The term “Gothic” might originally have been an insult by the Italian Renaissance artists they described anything that did not come from the civilized world of ancient Greece and Rome it meant barbaric wild and gloomy with one word they dismissed centuries of medieval art and architecture as primitive and worthless. But it took English Georgian aristocrats to reclaim it, creating new forms of literature and painting, and “a new taste for terror and weirdness”. From The Castle of Otranto to The Monk (a grisly tale of religious depravity) via paintings of nightmares and fake medieval follies, Graham-Dixon is positively gleeful as he describes the works that shocked the people. Andrew Graham-Dixon takes us on interesting view through the origins of the Gothic movement in Britain during the eighteenth century. We are introduced to several figures both familiar and unfamiliar - Ann Radcliffe, Thomas Chatterton, and Jane Austen - who all offered different takes on the power of Gothic to excite readers' imaginations.

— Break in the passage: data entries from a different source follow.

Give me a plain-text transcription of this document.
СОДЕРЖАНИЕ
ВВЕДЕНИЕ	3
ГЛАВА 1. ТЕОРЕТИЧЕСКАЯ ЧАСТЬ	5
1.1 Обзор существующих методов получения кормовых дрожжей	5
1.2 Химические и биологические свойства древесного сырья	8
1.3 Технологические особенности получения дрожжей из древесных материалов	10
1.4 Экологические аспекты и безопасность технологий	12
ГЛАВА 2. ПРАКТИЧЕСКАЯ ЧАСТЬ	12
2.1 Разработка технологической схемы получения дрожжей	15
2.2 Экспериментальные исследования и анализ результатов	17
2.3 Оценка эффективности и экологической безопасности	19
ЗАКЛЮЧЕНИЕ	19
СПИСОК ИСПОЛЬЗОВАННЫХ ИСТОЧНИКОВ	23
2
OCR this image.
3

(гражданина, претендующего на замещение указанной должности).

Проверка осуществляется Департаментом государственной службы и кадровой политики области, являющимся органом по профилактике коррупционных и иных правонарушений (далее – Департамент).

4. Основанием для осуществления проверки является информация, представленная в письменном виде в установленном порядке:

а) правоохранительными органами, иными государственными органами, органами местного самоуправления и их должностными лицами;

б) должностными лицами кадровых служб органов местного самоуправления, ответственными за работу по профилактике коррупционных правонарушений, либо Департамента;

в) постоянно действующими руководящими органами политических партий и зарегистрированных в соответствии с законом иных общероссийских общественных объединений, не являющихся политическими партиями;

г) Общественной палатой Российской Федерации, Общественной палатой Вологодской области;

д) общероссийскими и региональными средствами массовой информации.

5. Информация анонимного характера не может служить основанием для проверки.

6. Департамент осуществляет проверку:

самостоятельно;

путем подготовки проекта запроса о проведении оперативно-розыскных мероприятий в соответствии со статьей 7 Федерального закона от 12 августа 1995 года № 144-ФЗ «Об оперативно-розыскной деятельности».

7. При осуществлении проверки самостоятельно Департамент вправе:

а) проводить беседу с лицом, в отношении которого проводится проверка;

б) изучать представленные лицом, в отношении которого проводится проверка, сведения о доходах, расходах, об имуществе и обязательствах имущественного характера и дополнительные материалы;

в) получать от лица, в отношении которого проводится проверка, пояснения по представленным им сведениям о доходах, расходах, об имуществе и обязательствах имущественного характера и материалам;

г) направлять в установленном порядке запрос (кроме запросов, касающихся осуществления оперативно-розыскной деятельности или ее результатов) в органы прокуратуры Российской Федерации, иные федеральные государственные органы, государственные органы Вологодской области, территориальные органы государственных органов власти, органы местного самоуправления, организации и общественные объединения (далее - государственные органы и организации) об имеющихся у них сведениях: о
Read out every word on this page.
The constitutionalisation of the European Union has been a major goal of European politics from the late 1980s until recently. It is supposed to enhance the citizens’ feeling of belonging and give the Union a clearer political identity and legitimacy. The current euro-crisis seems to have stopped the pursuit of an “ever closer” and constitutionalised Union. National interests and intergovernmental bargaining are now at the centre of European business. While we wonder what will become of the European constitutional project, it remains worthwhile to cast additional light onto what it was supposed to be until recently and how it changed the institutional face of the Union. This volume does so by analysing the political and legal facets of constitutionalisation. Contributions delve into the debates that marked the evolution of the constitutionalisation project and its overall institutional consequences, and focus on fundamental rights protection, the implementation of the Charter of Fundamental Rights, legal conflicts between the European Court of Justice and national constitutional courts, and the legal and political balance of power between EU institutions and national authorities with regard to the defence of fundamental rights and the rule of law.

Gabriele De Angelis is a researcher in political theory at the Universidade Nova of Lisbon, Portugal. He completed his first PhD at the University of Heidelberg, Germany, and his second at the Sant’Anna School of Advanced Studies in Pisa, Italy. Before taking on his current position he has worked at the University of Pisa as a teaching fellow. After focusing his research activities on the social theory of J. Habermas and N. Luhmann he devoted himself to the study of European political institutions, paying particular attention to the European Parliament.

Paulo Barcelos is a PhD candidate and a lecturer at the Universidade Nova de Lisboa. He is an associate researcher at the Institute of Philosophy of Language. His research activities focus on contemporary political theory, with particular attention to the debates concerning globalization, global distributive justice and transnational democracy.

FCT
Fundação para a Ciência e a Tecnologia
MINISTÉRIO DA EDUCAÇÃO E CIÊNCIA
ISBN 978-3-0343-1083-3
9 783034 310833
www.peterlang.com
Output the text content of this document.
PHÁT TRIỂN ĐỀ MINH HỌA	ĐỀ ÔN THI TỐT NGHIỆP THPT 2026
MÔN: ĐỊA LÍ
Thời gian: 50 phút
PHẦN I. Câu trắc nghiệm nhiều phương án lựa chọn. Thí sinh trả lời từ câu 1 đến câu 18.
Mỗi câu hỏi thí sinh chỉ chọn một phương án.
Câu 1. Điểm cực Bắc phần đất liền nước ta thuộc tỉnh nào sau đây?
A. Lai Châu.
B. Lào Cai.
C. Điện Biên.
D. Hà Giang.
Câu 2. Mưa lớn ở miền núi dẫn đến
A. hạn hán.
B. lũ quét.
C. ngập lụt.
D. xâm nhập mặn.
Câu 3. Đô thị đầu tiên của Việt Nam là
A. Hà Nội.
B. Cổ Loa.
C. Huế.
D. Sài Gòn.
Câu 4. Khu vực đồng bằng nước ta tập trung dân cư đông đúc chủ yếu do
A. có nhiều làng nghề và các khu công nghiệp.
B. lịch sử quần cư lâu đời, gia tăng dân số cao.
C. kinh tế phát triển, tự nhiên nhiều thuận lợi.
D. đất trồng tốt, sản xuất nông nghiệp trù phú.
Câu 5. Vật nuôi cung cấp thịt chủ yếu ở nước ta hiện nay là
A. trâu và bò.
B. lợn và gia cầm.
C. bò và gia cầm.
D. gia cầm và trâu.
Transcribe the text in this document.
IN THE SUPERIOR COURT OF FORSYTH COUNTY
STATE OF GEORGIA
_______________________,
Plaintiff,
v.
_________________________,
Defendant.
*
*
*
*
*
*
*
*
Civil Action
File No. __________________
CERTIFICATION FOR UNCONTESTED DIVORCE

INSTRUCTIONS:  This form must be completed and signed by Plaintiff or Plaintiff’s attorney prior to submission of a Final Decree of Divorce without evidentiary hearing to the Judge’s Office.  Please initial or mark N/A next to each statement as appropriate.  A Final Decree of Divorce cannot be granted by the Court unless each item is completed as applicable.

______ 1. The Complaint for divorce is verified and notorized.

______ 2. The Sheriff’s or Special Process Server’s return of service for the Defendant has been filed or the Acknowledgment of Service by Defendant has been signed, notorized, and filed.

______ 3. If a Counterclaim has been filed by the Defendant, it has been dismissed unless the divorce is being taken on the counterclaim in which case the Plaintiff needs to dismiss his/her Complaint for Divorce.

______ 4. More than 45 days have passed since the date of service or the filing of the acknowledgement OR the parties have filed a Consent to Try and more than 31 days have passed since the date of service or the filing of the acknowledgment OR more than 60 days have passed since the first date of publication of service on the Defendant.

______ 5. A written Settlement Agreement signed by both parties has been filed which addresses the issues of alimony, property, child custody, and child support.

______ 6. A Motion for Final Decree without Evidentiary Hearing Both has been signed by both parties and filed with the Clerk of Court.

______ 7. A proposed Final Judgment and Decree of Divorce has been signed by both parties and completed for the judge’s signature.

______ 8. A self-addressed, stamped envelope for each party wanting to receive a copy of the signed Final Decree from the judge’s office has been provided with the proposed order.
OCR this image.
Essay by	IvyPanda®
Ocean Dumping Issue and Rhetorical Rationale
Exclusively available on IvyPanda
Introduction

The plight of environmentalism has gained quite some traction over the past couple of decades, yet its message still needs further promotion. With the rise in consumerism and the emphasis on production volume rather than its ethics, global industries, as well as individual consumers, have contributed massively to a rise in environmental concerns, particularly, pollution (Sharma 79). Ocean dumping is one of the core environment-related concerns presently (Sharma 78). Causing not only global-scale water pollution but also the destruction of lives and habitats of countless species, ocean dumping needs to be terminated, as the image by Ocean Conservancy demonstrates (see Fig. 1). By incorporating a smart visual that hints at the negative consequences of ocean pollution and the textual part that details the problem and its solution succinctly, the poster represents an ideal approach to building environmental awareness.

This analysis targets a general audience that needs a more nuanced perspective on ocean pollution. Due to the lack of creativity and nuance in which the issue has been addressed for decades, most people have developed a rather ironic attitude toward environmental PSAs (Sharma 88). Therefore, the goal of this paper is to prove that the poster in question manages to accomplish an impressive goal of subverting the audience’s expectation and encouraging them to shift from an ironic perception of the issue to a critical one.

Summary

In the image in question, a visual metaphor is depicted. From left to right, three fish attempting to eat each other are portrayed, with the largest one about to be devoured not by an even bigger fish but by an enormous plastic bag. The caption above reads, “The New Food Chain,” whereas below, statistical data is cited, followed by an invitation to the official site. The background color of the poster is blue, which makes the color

Gothic implies the sinter the supernatural and horror, a medieval style of building, sacred architecture dedicated to the glory of god. The 'Sublime' was coined by Edmund Burke, who said it meant something that "excites sensations of terror, the most powerful of our emotions". The sublime can be used to describe a matter of things, ranging from landscape, power, awareness of vastness, infinity, difficulty, magnificence, emotion (terror) and more. It is said that the sublime is best enjoyed at a distance. The Gothic explores such darkness beyond human knowledge that it’s sense of mystery and idea of having unknown boundaries, makes it obscure as it creates a sense of awe.